Thinking about winding up a trust?
Many trustees only discover outstanding compliance issues when they begin taking steps to terminate a trust’s affairs. By that stage, years of outstanding returns, incomplete records, or unresolved SARS obligations may need to be addressed before the process can move forward.
Importantly, a trust that has effectively ceased operating is not automatically regarded by SARS as deregistered for tax. Trustees remain responsible for ensuring that trust information is maintained, updated, and, where appropriate, formally deregistered through the correct processes.
Failure to do so may expose the trust, and potentially its trustees in their capacity as representative taxpayers, to penalties and other consequences under the Tax Administration Act.
Winding up a trust and deregistering it with SARS is not the same thing. A trust that trustees regard as dormant, inactive, or terminated is still regarded by SARS as a registered taxpayer with ongoing filing obligations until it has been properly deregistered.
The position can become particularly costly where penalties have been accumulating in the background.

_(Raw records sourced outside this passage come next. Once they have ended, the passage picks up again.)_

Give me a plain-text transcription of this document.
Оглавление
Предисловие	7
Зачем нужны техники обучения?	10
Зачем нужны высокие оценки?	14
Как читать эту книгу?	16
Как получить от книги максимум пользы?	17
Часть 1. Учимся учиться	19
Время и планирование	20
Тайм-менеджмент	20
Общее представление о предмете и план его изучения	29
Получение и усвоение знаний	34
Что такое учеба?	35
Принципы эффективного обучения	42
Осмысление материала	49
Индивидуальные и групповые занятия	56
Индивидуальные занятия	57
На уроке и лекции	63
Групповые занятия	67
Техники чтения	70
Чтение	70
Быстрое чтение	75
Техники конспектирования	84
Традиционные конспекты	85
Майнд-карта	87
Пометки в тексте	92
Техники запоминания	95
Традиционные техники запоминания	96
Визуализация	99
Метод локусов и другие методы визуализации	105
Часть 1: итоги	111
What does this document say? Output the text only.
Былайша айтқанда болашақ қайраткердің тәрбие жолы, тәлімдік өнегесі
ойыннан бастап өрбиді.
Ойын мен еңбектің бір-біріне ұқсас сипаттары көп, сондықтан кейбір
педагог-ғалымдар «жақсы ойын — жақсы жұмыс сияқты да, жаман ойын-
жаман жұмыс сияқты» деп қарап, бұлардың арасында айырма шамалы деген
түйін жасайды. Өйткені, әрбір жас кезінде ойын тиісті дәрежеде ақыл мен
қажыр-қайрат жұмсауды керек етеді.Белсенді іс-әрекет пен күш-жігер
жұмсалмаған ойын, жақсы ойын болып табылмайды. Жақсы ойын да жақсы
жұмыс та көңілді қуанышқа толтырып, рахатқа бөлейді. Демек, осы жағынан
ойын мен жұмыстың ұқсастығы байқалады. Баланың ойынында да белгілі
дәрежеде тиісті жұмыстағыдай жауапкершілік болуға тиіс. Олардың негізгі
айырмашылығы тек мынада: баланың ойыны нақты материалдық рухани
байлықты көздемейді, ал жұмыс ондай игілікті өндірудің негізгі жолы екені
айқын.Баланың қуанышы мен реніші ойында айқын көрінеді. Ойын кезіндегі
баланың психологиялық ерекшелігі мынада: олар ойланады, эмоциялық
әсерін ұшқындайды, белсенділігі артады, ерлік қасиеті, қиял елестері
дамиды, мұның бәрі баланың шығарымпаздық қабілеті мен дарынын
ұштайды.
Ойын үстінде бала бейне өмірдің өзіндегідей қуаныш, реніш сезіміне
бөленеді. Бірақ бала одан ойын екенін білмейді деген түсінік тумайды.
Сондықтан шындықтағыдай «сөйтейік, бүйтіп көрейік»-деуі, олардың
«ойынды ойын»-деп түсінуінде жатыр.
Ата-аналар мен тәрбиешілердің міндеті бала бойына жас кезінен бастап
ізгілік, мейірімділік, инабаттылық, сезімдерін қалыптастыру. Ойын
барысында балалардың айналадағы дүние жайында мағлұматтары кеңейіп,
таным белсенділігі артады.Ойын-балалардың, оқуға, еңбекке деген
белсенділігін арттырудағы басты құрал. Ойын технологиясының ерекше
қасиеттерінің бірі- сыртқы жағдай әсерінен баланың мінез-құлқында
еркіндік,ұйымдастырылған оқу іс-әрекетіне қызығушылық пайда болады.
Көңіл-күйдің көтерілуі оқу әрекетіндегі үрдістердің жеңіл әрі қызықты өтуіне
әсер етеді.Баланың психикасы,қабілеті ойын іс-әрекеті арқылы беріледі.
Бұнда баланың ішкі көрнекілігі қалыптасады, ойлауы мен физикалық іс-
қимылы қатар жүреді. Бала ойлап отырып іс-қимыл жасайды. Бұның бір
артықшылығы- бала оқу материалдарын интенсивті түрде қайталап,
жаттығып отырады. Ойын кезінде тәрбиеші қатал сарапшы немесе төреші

As SARS continues to invest in data capabilities and automated enforcement mechanisms, historic compliance issues are becoming easier to identify and harder to overlook. In some cases, trusts that trustees believed were inactive for years are now being drawn back into the compliance net.
The lesson is straightforward: before assuming that a dormant trust requires no further attention, trustees should ensure that all filing obligations have been met and that the trust’s SARS records are up to date.
A trust may be dormant in practice, but that does not mean it has disappeared from SARS’ radar.